I think it is great to see Mayor Bloomberg and other city, county and state officials getting creative with ideas to help make it easier for Americans to eat better and become more active. A lot of the most creative and exciting action for public health is occurring at local and state levels. We have seen this in our area in recent years.

It also suggests that public officials are finally understanding that eating and activity behaviors are mostly driven by social and environmental factors, like prices, access and availability, peers, and marketing, rather than solely by will power and personal responsibility.
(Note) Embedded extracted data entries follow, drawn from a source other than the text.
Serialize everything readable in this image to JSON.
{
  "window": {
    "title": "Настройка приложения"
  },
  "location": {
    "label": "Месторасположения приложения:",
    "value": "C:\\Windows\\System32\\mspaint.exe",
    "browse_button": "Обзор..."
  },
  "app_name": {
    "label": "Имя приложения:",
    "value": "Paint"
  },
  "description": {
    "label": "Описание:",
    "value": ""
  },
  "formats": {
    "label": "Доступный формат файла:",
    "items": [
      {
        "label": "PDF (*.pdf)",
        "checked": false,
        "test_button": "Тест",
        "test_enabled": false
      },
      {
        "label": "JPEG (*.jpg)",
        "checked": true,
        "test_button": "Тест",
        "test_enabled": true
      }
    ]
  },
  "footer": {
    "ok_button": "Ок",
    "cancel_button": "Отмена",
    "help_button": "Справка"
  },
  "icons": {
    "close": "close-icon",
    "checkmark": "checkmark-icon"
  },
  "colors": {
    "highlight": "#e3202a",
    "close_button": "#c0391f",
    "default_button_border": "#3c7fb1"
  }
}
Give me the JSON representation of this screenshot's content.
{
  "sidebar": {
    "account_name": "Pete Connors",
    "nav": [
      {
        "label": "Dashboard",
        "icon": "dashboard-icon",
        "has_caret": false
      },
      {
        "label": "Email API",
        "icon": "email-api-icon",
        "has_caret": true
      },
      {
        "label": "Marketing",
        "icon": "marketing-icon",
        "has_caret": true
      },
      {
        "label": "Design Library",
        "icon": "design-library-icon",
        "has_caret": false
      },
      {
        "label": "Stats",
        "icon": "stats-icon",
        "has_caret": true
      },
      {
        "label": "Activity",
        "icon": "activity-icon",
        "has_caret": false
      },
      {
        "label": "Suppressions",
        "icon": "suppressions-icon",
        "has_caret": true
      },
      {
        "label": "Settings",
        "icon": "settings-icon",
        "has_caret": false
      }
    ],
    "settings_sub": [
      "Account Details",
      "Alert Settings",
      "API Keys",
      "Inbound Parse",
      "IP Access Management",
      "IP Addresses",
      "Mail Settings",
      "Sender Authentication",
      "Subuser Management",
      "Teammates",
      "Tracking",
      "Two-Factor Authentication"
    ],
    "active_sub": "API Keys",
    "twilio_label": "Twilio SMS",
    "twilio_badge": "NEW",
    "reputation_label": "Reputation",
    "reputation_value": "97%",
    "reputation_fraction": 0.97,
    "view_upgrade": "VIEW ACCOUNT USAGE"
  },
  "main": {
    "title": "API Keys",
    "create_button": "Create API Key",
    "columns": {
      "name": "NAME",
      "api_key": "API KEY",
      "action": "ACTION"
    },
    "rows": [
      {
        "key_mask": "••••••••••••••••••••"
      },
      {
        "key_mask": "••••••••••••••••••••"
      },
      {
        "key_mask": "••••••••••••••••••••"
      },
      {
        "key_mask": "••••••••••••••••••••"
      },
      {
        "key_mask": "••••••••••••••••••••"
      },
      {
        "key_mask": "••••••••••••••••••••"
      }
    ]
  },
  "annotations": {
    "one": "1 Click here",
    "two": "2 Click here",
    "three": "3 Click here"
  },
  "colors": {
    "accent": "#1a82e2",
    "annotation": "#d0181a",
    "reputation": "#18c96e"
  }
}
I am not familiar with Bloomberg's specific proposal or how food stamps are administered in New York so I can't really comment on the particulars. In general, I prefer policies that apply to everyone, not just particular groups like the poor or those on food stamps. However, I think it is very important to try to align the economics and prices with the true costs of unhealthful foods and other products. This argument is accepted with pollution but it is also relevant for food. Right now, sodas, fast foods, and many other unhealthful foods are artificially cheap to buy because their costs to society are not factored into their prices. That is part of the problem, low prices driving people with less money to opt for the least expensive and least healthful foods, presumably part of what Mayor Bloomberg wants to address. Like manufacturers who sell products at a low cost by polluting the environment and not having to bear the costs of cleaning it up, sweetened beverages, fast food and other unhealthful foods are sold at an artificially low cost because they are both subsidized by government and they also do not have to pay the social costs of obesity, diabetes, disability, lost productivity, etc. It would make a lot more sense, and be more consistent with market principles, if the true societal costs of these foods were built into the price. One way to do this is to add taxes, like a soda tax, to raise prices to more realistic levels and to help cover the societal costs. In addition, governments can provide subsidies to lower the prices of fresh fruits and vegetables, to encourage more healthful eating patterns. These approaches provide incentives for the poor, along with everyone else, to eat more healthful foods.